Based on data from the Financial Services Authority there are currently 22 conventional general insurance companies in the form of a joint venture active in Indonesia. Six of these joint ventures involve foreign investors with a stake that exceeds 80 percent. Meanwhile, there are 23 joint ventures in Indonesia’s conventional life insurance industry, 12 of which involve foreign companies with a stake above 80 percent.
The revelation that several Indonesian state-owned insurers are on the brink of collapse due to financial irregularities has further highlighted the need for the country’s government to shape up its insurance and finance sector and regulatory agency.

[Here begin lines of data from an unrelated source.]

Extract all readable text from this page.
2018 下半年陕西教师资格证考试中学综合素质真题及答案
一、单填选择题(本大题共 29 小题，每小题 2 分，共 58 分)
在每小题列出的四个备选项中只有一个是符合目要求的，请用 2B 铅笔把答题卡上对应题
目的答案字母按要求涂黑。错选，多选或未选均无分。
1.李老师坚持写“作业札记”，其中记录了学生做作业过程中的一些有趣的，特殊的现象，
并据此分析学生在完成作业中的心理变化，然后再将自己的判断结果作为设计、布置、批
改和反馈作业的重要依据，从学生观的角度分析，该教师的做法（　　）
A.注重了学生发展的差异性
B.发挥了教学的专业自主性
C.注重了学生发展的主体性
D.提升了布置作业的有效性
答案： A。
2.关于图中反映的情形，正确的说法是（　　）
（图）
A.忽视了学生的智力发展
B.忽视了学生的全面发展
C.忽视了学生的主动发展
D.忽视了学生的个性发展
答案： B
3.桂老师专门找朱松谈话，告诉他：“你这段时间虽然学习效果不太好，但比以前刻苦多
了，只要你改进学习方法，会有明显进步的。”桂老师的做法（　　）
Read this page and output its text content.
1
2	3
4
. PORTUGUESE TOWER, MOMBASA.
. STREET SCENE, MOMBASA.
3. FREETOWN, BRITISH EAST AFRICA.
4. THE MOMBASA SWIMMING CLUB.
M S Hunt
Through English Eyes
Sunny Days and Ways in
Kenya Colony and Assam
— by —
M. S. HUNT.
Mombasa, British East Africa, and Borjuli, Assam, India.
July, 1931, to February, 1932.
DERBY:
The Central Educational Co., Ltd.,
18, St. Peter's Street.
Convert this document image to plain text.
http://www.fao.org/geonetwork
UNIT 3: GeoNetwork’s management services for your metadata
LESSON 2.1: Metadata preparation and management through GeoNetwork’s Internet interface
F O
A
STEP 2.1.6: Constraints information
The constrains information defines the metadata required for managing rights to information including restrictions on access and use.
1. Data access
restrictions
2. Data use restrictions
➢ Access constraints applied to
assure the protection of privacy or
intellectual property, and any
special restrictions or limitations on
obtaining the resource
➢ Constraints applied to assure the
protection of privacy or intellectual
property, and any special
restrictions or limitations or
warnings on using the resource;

A report by Tempo said that, aside from PT Asuransi Jiwasraya, military insurer PT Asuransi Sosial Angkatan Bersenjata Republik Indonesia (ASABRI) is also in financial trouble, and the two cases seem to be related. The two companies are unable to pay out policies and investments totaling almost US$2 billion.
The former executive noted that due to the low insurance penetration in the country, the regulators do not give much importance to it, and are not interested in applying global standards to the sector. Indonesia’s insurance penetration is at less than 2 percent, compared to 4.3 percent in neighboring Malaysia and 5 percent in Thailand.
Former Asuransi Jiwasraya president-director Handrisman Rashim and four other suspects have already been arrested on corruption charges. Among the suspects are real estate businessman Benny Tjokrosaputro and Heru Hidayat, president of a shipping and mining firm.
Meanwhile, since ASABRI is under the Defence Ministry, its condition is less known, the report said. State officials have been avoiding inquiries regarding ASABRI’s problems and insisting that the insurer is in a good state. However, the National Police recently opened an investigation into possible corruption in the company, due to the fact that police officers make up about two-thirds of ASABRI’s 940,000 customers.
Indonesian President Joko Widodo warned that unless the non-banking financial sector implements reforms, people’s trust in it will erode and that would eventually be detrimental to the entire country’s economy.